John Caudwell's mobile phone empire is one of Britain's business triumphs of the past 20 years. It has also brought the local-boy-made-good a personal fortune of £1.3bn. The old coal and potteries town suffered mass layoffs in the wake of pit and factory closures in the mid-'80s. This depressed economic vacuum was a perfect home for a business in the technology boom, but sentiment played its part. 'I wanted to make a positive contribution to where I grew up,' says Caudwell (the old Minton tiles factory, right, is now his head office). He puts the group's local financial input at £100m a year, via the use of local suppliers and the payment of council rates and 3,500 salaries. But the Communication Workers Union has criticised his 'poor welfare provision and heavy-handed management'; and his plans to employ 14-year-olds in his Phones 4U stores and build posh homes on greenbelt land have brought a local backlash. For Caudwell, it's all part of being prominent: 'We're constantly under the media microscope. Whatever we do makes the papers.' But the scrutiny will ease if he completes the £1.5bn sale of the group this year. It brings a new phase of uncertainty for Stoke, though.

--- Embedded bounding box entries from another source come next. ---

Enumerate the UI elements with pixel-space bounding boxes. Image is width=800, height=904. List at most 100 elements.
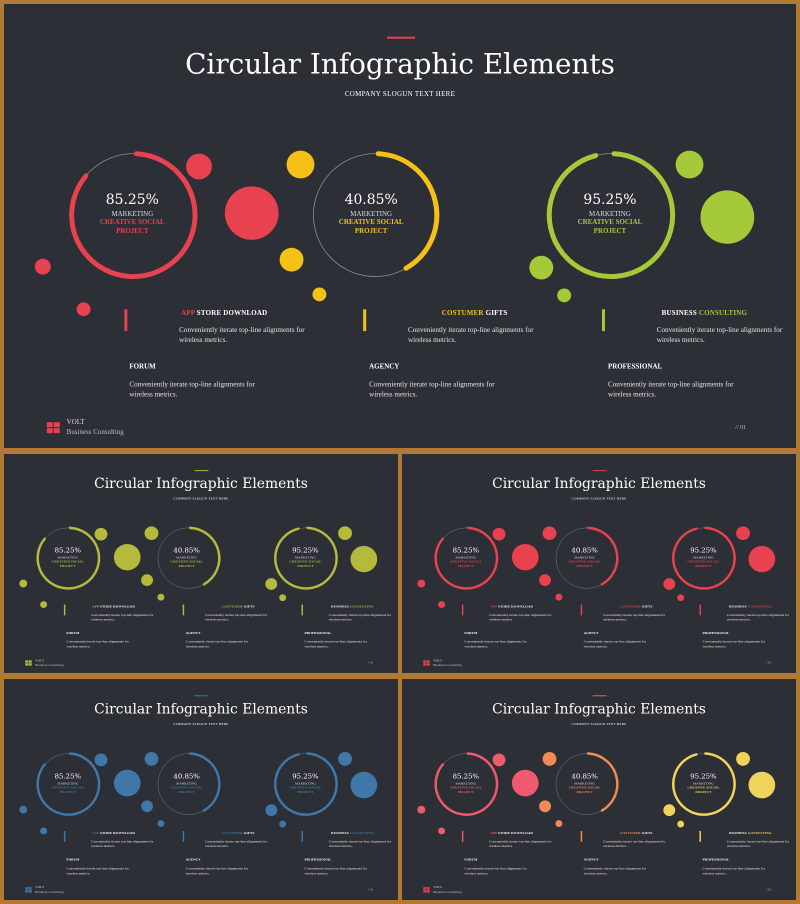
decor-dot-3-4 bbox=[279, 594, 287, 602]
decor-dot-3-3 bbox=[265, 804, 278, 817]
highlight-3-bar bbox=[699, 830, 701, 842]
volt-logo-icon bbox=[423, 887, 430, 893]
decor-dot-1-1 bbox=[94, 753, 108, 767]
lower-1-desc: Conveniently iterate top-line alignments… bbox=[66, 639, 129, 649]
decor-dot-3-3 bbox=[663, 804, 676, 817]
highlight-1-bar bbox=[461, 830, 464, 842]
title-accent-bar bbox=[194, 470, 209, 472]
slide-blue[interactable]: Circular Infographic Elements COMPANY SL… bbox=[4, 679, 398, 900]
decor-dot-1-1 bbox=[492, 527, 506, 541]
highlight-2-desc: Conveniently iterate top-line alignments… bbox=[204, 839, 268, 849]
highlight-1-desc: Conveniently iterate top-line alignments… bbox=[91, 612, 154, 622]
item-1-label: MARKETING bbox=[111, 210, 154, 219]
item-1-percent: 85.25% bbox=[105, 192, 159, 209]
lower-2-desc: Conveniently iterate top-line alignments… bbox=[369, 380, 495, 399]
decor-dot-3-2 bbox=[748, 771, 776, 799]
highlight-3-desc: Conveniently iterate top-line alignments… bbox=[726, 839, 790, 849]
decor-dot-3-2 bbox=[748, 545, 776, 573]
circular-infographic bbox=[19, 752, 378, 835]
decor-dot-2-1 bbox=[542, 752, 557, 766]
circular-infographic bbox=[34, 150, 755, 317]
progress-arc-3 bbox=[672, 752, 736, 816]
progress-arc-1 bbox=[434, 526, 499, 590]
brand-tagline: Business Consulting bbox=[433, 663, 462, 668]
decor-dot-2-2 bbox=[539, 800, 551, 813]
decor-dot-1-3 bbox=[19, 805, 28, 814]
item-2-project: CREATIVE SOCIAL PROJECT bbox=[338, 218, 404, 235]
lower-2-desc: Conveniently iterate top-line alignments… bbox=[583, 639, 647, 649]
item-3-percent: 95.25% bbox=[690, 546, 717, 555]
lower-3-title: PROFESSIONAL bbox=[702, 857, 730, 862]
decor-dot-1-1 bbox=[94, 527, 108, 541]
highlight-3-bar bbox=[699, 604, 701, 616]
lower-1-desc: Conveniently iterate top-line alignments… bbox=[464, 866, 527, 876]
decor-dot-1-1 bbox=[492, 753, 506, 767]
circular-infographic bbox=[417, 526, 776, 608]
lower-1-title: FORUM bbox=[66, 857, 80, 862]
decor-dot-2-2 bbox=[141, 574, 153, 586]
item-1-percent: 85.25% bbox=[452, 546, 480, 555]
slide-content: Circular Infographic Elements COMPANY SL… bbox=[402, 679, 796, 900]
lower-2-desc: Conveniently iterate top-line alignments… bbox=[185, 639, 249, 649]
lower-2-title: AGENCY bbox=[583, 857, 599, 862]
slide-slogan: COMPANY SLOGUN TEXT HERE bbox=[173, 496, 229, 501]
circular-infographic bbox=[417, 752, 776, 835]
decor-dot-3-1 bbox=[338, 526, 352, 541]
brand-tagline: Business Consulting bbox=[35, 663, 64, 668]
item-2-percent: 40.85% bbox=[571, 546, 598, 555]
item-2-project: CREATIVE SOCIAL PROJECT bbox=[568, 785, 601, 794]
slide-title: Circular Infographic Elements bbox=[492, 700, 706, 717]
highlight-2-bar bbox=[580, 830, 583, 842]
decor-dot-1-4 bbox=[438, 827, 446, 835]
highlight-2-title: COSTUMER GIFTS bbox=[221, 830, 255, 835]
item-2-percent: 40.85% bbox=[173, 546, 200, 555]
item-2-label: MARKETING bbox=[350, 210, 393, 219]
slide-warm[interactable]: Circular Infographic Elements COMPANY SL… bbox=[402, 679, 796, 900]
item-3-percent: 95.25% bbox=[690, 772, 717, 781]
highlight-1-bar bbox=[124, 309, 128, 332]
highlight-1-bar bbox=[63, 604, 66, 616]
item-1-percent: 85.25% bbox=[54, 546, 82, 555]
decor-dot-2-3 bbox=[312, 287, 327, 302]
lower-3-title: PROFESSIONAL bbox=[304, 857, 332, 862]
brand-tagline: Business Consulting bbox=[35, 890, 64, 895]
item-1-label: MARKETING bbox=[455, 781, 477, 786]
decor-dot-1-3 bbox=[34, 258, 51, 275]
highlight-2-desc: Conveniently iterate top-line alignments… bbox=[407, 326, 534, 344]
progress-arc-3 bbox=[672, 526, 736, 590]
decor-dot-3-4 bbox=[557, 288, 572, 303]
circular-infographic bbox=[19, 526, 378, 608]
page-number: // 01 bbox=[765, 661, 772, 665]
highlight-2-desc: Conveniently iterate top-line alignments… bbox=[602, 612, 666, 622]
lower-1-desc: Conveniently iterate top-line alignments… bbox=[464, 639, 527, 649]
decor-dot-3-1 bbox=[675, 150, 704, 179]
slide-title: Circular Infographic Elements bbox=[492, 475, 706, 492]
slide-olive[interactable]: Circular Infographic Elements COMPANY SL… bbox=[4, 454, 398, 673]
highlight-2-desc: Conveniently iterate top-line alignments… bbox=[204, 612, 268, 622]
item-3-percent: 95.25% bbox=[583, 192, 637, 209]
slide-title: Circular Infographic Elements bbox=[185, 47, 615, 81]
highlight-2-title: COSTUMER GIFTS bbox=[619, 604, 653, 609]
item-1-percent: 85.25% bbox=[452, 772, 480, 781]
lower-2-title: AGENCY bbox=[583, 630, 599, 635]
highlight-2-title: COSTUMER GIFTS bbox=[221, 604, 255, 609]
slide-content: Circular Infographic Elements COMPANY SL… bbox=[4, 4, 796, 448]
highlight-3-bar bbox=[301, 604, 303, 616]
slide-red[interactable]: Circular Infographic Elements COMPANY SL… bbox=[402, 454, 796, 673]
item-2-percent: 40.85% bbox=[344, 192, 398, 209]
item-2-project: CREATIVE SOCIAL PROJECT bbox=[170, 785, 203, 794]
highlight-1-title: APP STORE DOWNLOAD bbox=[490, 604, 534, 609]
highlight-2-bar bbox=[580, 604, 583, 616]
decor-dot-2-3 bbox=[157, 593, 165, 601]
slide-main[interactable]: Circular Infographic Elements COMPANY SL… bbox=[4, 4, 796, 448]
highlight-3-desc: Conveniently iterate top-line alignments… bbox=[726, 612, 790, 622]
title-accent-bar bbox=[592, 695, 607, 697]
progress-arc-2 bbox=[375, 151, 440, 271]
highlight-1-bar bbox=[63, 830, 66, 842]
item-3-label: MARKETING bbox=[589, 210, 631, 219]
decor-dot-1-3 bbox=[417, 805, 426, 814]
item-3-project: CREATIVE SOCIAL PROJECT bbox=[687, 785, 720, 794]
highlight-1-desc: Conveniently iterate top-line alignments… bbox=[91, 839, 154, 849]
item-2-label: MARKETING bbox=[574, 781, 596, 786]
item-1-project: CREATIVE SOCIAL PROJECT bbox=[99, 218, 165, 235]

'One of the prettiest watering places on the South Coast,' said Charles Dickens of the Edwardian seaside haven. MT's cab driver described contemporary Folkestone in less affectionate terms: 'It's a shit-hole nowadays.' Visitors will find a town low on confidence, its port killed off by Eurotunnel, and the once-picturesque quarters like the Old High Street, winding lazily up from the coast, boarded up and deserted. Folkestone folk spend about £250m a year shopping outside their town, and most of their time complaining about its rampant refugee population. Saga, which sells insurance and holidays for the over-50s, is the town's only big employer, putting 2,000 salaries into the area. Small businesses such as Gate 28, a cafe based at the foot of Saga's extensive Sandgate grounds (its HQ, designed by Sir Michael Hopkins, is pictured), rely exclusively on the flow of Saga staff for their lunch trade. 'If it wasn't for Saga we wouldn't be here,' says co-founder Justin Terry. Many residents cry foul over Saga's monopoly and alleged low wages, but the town would be worse off without the company.

And there are signs that Folkestone's tide is about to turn. Roger De Haan, Saga's native founder and former owner, has already begun revamping run-down areas via the not-for-profit Creative Foundation. In March, he unveiled his masterplan for a £200m Foster & Partners-designed waterside redevelopment. De Haan's vision includes a marina and a university, and a catamaran link to Boulogne - he aims to put Folkestone back on Europe's cultural map. Meanwhile, the high-speed rail link to London's St Pancras station, due to open in 2007, should put people in 35-minute reach of the capital. Investors have latched on to the town's benefits - the elegant infrastructure, enviable coastal location and proximity to the Continent.

The local buzz that Folkestone may soon be a commuter town to rival Brighton suddenly seems less far-fetched.